Le point de vue théorique que nous avons choisi afin d’observer la relation entre islam et société en France est celui des études postcoloniales, reposant sur une double hypothèse :
« la première est d’envisager la colonisation comme n’affectant pas seulement les pays colonisés mais également la métropole ; la seconde est de considérer que la période coloniale a eu de multiples et profondes conséquences postcoloniales. » [1]

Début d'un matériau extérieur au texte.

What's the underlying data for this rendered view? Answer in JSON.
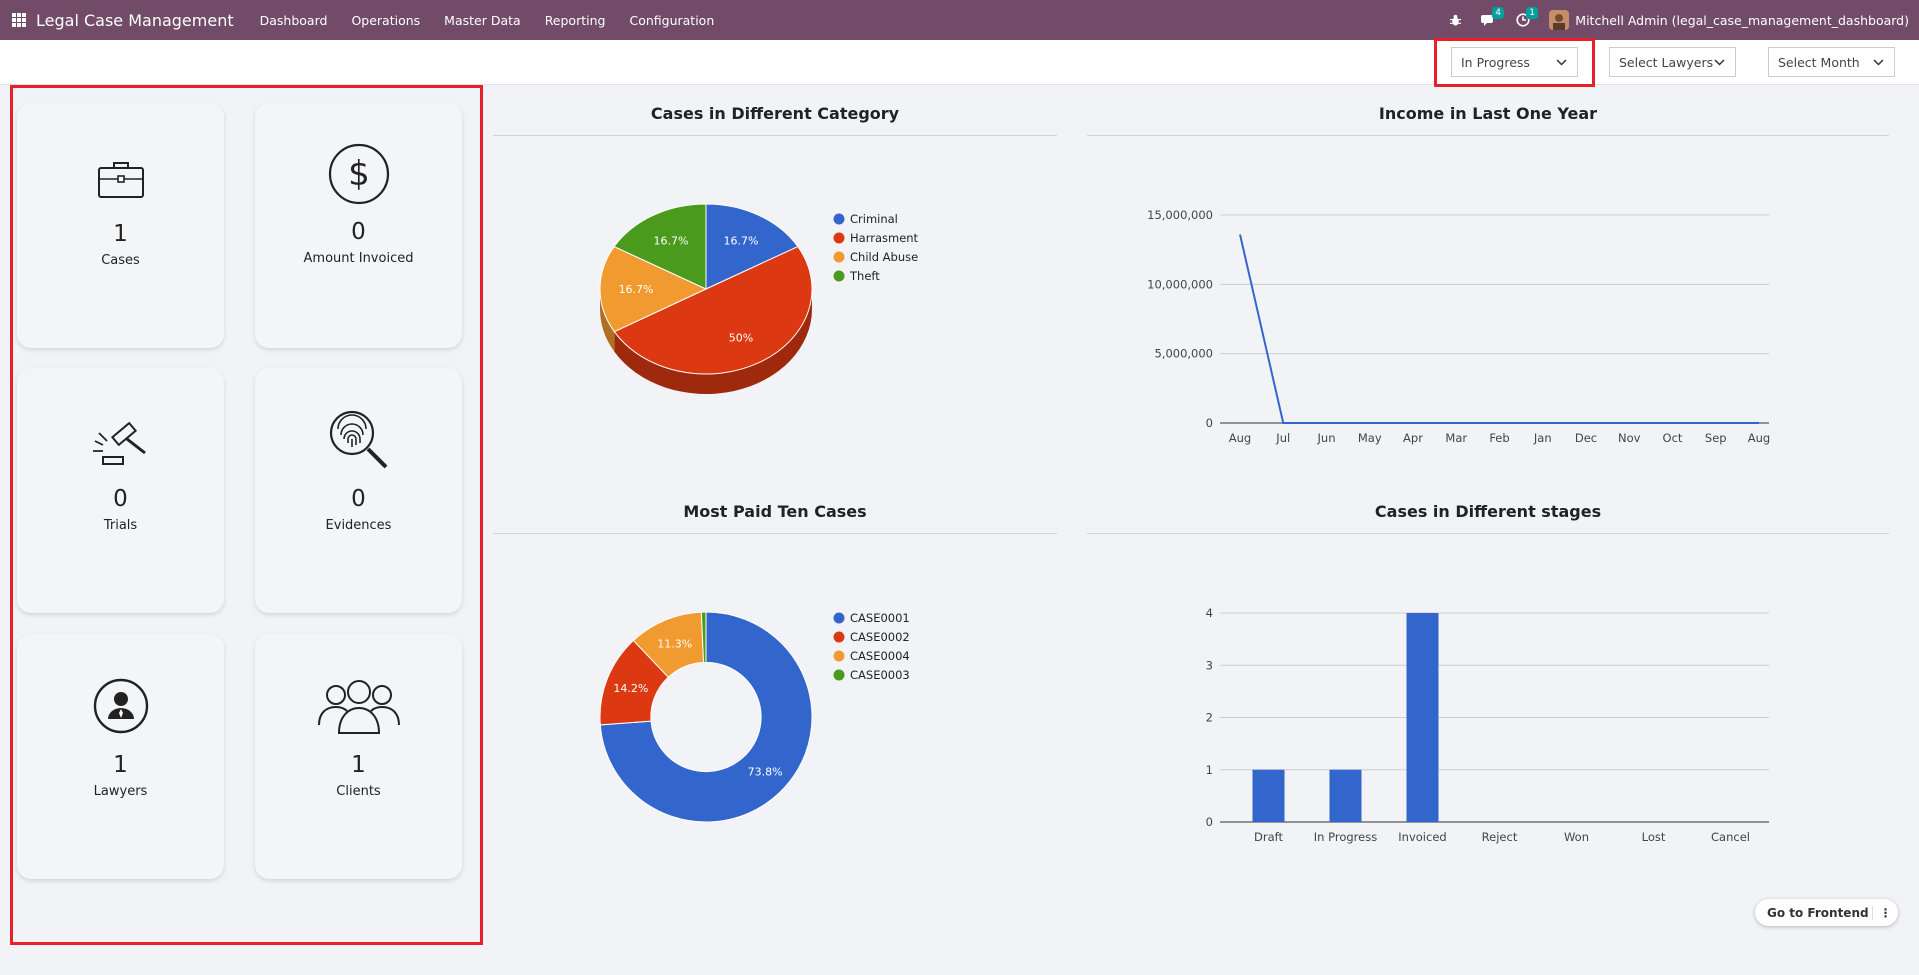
{
  "app": {
    "title": "Legal Case Management",
    "menu": [
      "Dashboard",
      "Operations",
      "Master Data",
      "Reporting",
      "Configuration"
    ],
    "messages_count": "4",
    "activities_count": "1",
    "user_name": "Mitchell Admin (legal_case_management_dashboard)"
  },
  "filters": {
    "status": "In Progress",
    "lawyers": "Select Lawyers",
    "month": "Select Month"
  },
  "cards": [
    {
      "value": "1",
      "label": "Cases",
      "icon": "briefcase-icon"
    },
    {
      "value": "0",
      "label": "Amount Invoiced",
      "icon": "dollar-icon"
    },
    {
      "value": "0",
      "label": "Trials",
      "icon": "gavel-icon"
    },
    {
      "value": "0",
      "label": "Evidences",
      "icon": "fingerprint-icon"
    },
    {
      "value": "1",
      "label": "Lawyers",
      "icon": "lawyer-icon"
    },
    {
      "value": "1",
      "label": "Clients",
      "icon": "clients-icon"
    }
  ],
  "floating": {
    "go_frontend": "Go to Frontend"
  },
  "chart_data": [
    {
      "type": "pie",
      "title": "Cases in Different Category",
      "categories": [
        "Criminal",
        "Harrasment",
        "Child Abuse",
        "Theft"
      ],
      "values": [
        16.7,
        50,
        16.7,
        16.7
      ],
      "labels": [
        "16.7%",
        "50%",
        "16.7%",
        "16.7%"
      ],
      "colors": [
        "#3366CC",
        "#DC3912",
        "#F19A2F",
        "#4A9A1D"
      ],
      "legend": "right"
    },
    {
      "type": "line",
      "title": "Income in Last One Year",
      "x": [
        "Aug",
        "Jul",
        "Jun",
        "May",
        "Apr",
        "Mar",
        "Feb",
        "Jan",
        "Dec",
        "Nov",
        "Oct",
        "Sep",
        "Aug"
      ],
      "values": [
        13600000,
        0,
        0,
        0,
        0,
        0,
        0,
        0,
        0,
        0,
        0,
        0,
        0
      ],
      "ylim": [
        0,
        15000000
      ],
      "yticks": [
        "0",
        "5,000,000",
        "10,000,000",
        "15,000,000"
      ],
      "color": "#3366CC"
    },
    {
      "type": "pie",
      "title": "Most Paid Ten Cases",
      "categories": [
        "CASE0001",
        "CASE0002",
        "CASE0004",
        "CASE0003"
      ],
      "values": [
        73.8,
        14.2,
        11.3,
        0.7
      ],
      "labels": [
        "73.8%",
        "14.2%",
        "11.3%",
        ""
      ],
      "colors": [
        "#3366CC",
        "#DC3912",
        "#F19A2F",
        "#4A9A1D"
      ],
      "legend": "right",
      "donut": true
    },
    {
      "type": "bar",
      "title": "Cases in Different stages",
      "categories": [
        "Draft",
        "In Progress",
        "Invoiced",
        "Reject",
        "Won",
        "Lost",
        "Cancel"
      ],
      "values": [
        1,
        1,
        4,
        0,
        0,
        0,
        0
      ],
      "ylim": [
        0,
        4
      ],
      "yticks": [
        "0",
        "1",
        "2",
        "3",
        "4"
      ],
      "color": "#3366CC"
    }
  ]
}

Il s’agira dans un premier temps de mettre en avant le poids de l’héritage colonial dans les représentations, les pratiques et les institutions de l’ex-colonisateur français vis-à-vis de l’islam et des musulmans en France. Comme nous le verrons, le « brouillard sémantique » [2] qui mène de l’islam aux musulmans en général, aux immigrés, aux arabes, aux jeunes de banlieue, aux islamistes et aux terroristes, nous renvoie toujours en définitive à l’image de l’étranger. Un étranger qu’il s’agit de contrôler, réprimer, émanciper, intégrer. Cette image consubstantielle nous amènera à voir dans un second temps que ce qui est en cause dans la relation entre l’islam et la société française postcoloniale, ce n’est pas tant l’héritage colonial que la permanence du mythe républicain français : celui qui poursuivait et consolidait hier l’entreprise coloniale au nom d’un certain humanisme et universalisme. L’analyse de ce modèle nous permettra de dépasser l’approche purement postcoloniale pour rattacher notre problématique à celle plus ancienne et plus générale du traitement des minorités en France.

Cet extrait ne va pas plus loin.